Answer 10: While this answer may be true by itself, take another look at the rest of the choices and try again.

Answer 10: E All of the above.

Peer-to-peer file-sharing is not unlawful. Neither, generally speaking, is the technology: it’s what you share and how you share that may be a violation of law. While it is not always the case, typically, if you are uploading someone else’s copyrighted works (e.g. songs, movies, books, software, documents, etc.), you are likely to be infringing that person’s rights as a copyright holder. That said, there are all sorts of lawful, useful, and important uses you can make of P2P technology, and it is up to you to be responsible for how you use this technology.

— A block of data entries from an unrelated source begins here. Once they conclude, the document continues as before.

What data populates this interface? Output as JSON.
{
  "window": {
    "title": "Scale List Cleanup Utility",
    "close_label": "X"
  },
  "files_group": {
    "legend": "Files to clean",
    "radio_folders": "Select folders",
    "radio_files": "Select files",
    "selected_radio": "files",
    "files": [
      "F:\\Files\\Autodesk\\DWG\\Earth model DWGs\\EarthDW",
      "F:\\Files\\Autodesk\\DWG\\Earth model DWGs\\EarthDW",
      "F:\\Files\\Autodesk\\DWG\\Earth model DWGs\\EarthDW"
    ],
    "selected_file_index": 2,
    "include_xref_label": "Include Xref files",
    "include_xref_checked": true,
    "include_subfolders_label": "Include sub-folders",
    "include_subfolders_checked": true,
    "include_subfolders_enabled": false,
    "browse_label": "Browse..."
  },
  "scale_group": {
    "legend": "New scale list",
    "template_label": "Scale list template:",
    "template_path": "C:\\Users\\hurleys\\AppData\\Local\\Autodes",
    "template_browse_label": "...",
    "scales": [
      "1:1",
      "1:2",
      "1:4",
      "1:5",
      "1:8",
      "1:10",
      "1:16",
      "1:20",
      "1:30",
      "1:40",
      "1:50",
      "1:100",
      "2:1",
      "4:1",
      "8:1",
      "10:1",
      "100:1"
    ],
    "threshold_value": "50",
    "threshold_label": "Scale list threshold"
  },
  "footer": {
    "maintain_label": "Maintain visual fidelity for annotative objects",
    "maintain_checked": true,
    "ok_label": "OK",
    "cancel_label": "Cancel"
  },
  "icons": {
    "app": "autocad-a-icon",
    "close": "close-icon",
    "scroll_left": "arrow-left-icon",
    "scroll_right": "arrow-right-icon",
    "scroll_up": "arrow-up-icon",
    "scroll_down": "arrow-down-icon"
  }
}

For more information on P2P file-sharing, please visit: www.bayu.umich.edu.

Answer 11: While this answer may be true by itself, take another look at the rest of the choices and try again. Try again.

Answer 11: E All of the above.

There is always a risk in having peer-to-peer software on your computer. Aside from opening up your computer up to adware, spyware, and Trojan worms and viruses, you might incur a legal risk as well.

Some users inadvertantly allow file-sharing software to share all files on their computer, rather than just music. This could include sensitive personal information you would like to keep protected.

To be safe, remove it or take the time to learn how to use it lawfully, and in ways that will minimize your risk. If you want access to music and movies, there are many ways to download it safely and lawfully through vendors such as iTunes™ or Real Rhapsody™, or directly from the artist’s web page.

For more information on P2P file-sharing, please visit: www.bayu.umich.edu.

Answer 12: It happens faster than that—check your options again.

Answer 12: A. 23 minutes.

Any computer that has a connection to the Internet is attractive to hackers, worms and viruses. According to studies by the Internet Storm Center (isc.sans.org) the mean time is currently approximately 23 minutes.